Liquid biopsy provides a different approach for understanding tumor characteristics. Further research should focus on determining the clinical value of liquid biopsy and also which liquid source and which biomarker technique to use. Also, the possibility to use liquid biopsy in patients after a tumor resection as a marker for tumor recurrence has yet to be studied. Tumor heterogeneity will remain an important pitfall in liquid biopsy technique; this might be overcome by combining liquid biopsy with other noninvasive markers but will remain a challenge.

Future research should focus on determining the sensitivity and specificity and validating the techniques previously discussed for GBM. Being able to understand and unravel intratumoral heterogeneity provides clinicians with important information to create the most optimal treatment regime, and this should therefore be the focus of future studies.

NIGT offers a noninvasive panel to understand the driver mechanisms as potential treatment targets as well as identifying the tumor microenvironment. Combining different diagnostic modalities aims to achieve optimal diagnostic power for identification of tumor characteristics. Understanding the tumor microenvironment (e.g., hypoxia, angiogenesis, and immune infiltration) can help in finding new ways to treat GBM or to alter the tumor microenvironment to improve the effectiveness of systemic therapies and radiotherapy. Unique to the brain microenvironment is the BBB which limits effectiveness of therapeutic agents. Advances in imaging allow the visualization of changes in the tumor microenvironment and tissue architecture as a response to treatment and can therefore serve as a marker for treatment response.

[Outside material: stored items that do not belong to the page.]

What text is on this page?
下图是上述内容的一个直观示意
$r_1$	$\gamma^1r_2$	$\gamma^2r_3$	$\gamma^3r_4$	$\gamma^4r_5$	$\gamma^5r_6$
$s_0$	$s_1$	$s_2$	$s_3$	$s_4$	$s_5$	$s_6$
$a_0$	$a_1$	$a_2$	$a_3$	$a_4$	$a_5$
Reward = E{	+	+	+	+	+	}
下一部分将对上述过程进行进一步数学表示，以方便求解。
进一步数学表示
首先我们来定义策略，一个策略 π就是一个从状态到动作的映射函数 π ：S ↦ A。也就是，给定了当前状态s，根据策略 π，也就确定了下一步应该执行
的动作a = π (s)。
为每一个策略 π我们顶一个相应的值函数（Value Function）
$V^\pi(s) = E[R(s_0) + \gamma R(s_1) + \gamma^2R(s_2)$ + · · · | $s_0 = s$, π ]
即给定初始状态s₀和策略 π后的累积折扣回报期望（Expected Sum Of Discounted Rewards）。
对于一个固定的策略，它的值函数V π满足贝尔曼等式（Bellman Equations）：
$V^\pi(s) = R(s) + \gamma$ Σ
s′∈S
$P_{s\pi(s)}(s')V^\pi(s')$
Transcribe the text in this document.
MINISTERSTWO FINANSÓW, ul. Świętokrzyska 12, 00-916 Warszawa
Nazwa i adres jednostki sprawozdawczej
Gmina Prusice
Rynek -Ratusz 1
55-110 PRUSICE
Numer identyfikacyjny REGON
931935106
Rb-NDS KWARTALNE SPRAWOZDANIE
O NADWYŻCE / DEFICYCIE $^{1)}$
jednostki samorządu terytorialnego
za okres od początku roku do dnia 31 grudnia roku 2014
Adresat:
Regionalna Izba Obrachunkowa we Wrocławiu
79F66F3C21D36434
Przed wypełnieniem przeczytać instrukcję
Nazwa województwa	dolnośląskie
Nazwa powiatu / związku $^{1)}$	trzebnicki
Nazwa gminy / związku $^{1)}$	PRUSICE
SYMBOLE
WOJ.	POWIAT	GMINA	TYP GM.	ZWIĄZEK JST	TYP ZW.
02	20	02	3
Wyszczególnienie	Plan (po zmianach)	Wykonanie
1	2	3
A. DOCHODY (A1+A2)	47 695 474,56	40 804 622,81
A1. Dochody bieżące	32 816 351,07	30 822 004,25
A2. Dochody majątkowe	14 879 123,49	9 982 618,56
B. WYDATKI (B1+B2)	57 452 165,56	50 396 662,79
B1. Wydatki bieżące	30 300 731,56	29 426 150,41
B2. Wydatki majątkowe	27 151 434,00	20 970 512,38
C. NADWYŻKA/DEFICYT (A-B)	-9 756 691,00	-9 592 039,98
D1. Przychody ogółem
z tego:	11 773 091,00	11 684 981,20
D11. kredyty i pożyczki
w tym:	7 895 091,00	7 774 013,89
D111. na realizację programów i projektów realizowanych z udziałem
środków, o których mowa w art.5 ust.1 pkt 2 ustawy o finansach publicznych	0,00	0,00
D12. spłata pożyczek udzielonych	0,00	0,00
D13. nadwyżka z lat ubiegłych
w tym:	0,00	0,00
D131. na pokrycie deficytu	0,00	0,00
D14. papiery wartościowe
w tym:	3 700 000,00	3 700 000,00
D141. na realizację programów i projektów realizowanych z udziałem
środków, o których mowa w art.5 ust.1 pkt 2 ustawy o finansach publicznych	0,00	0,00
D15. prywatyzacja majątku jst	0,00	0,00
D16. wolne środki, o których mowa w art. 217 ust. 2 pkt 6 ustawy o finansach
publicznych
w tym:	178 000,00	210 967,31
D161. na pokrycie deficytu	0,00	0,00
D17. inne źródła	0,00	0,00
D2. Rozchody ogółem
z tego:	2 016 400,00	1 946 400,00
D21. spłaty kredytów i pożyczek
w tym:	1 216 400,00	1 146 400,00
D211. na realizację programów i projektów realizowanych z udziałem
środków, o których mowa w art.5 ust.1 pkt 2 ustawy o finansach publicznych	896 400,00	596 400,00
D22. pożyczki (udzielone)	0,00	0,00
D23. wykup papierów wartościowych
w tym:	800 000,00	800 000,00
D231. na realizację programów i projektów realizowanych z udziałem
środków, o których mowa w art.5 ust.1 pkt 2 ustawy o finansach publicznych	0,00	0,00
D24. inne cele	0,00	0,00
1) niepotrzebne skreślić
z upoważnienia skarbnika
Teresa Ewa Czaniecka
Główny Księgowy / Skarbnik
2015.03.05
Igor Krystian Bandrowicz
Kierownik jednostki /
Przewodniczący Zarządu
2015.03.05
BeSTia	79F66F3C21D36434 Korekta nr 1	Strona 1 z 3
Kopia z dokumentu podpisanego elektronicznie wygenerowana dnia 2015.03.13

Given the limitations of each of the currently available noninvasive tools, these diagnostic methods are ideally combined into a so-called NIGT platform: a multimodal noninvasive approach to visualize the tumor and its underlying tumor characteristics in a spatially and temporally relevant manner. Using this NIGT platform, predictive models for GBM can be created, both in the primary and the recurrent setting. This will guide clinicians in selecting the appropriate treatment option, treatment monitoring, and adaptation in the era of patient-tailored precision medicine.

Conflicts of Interest

The authors declare that there is no conflict of interest regarding the publication of this article.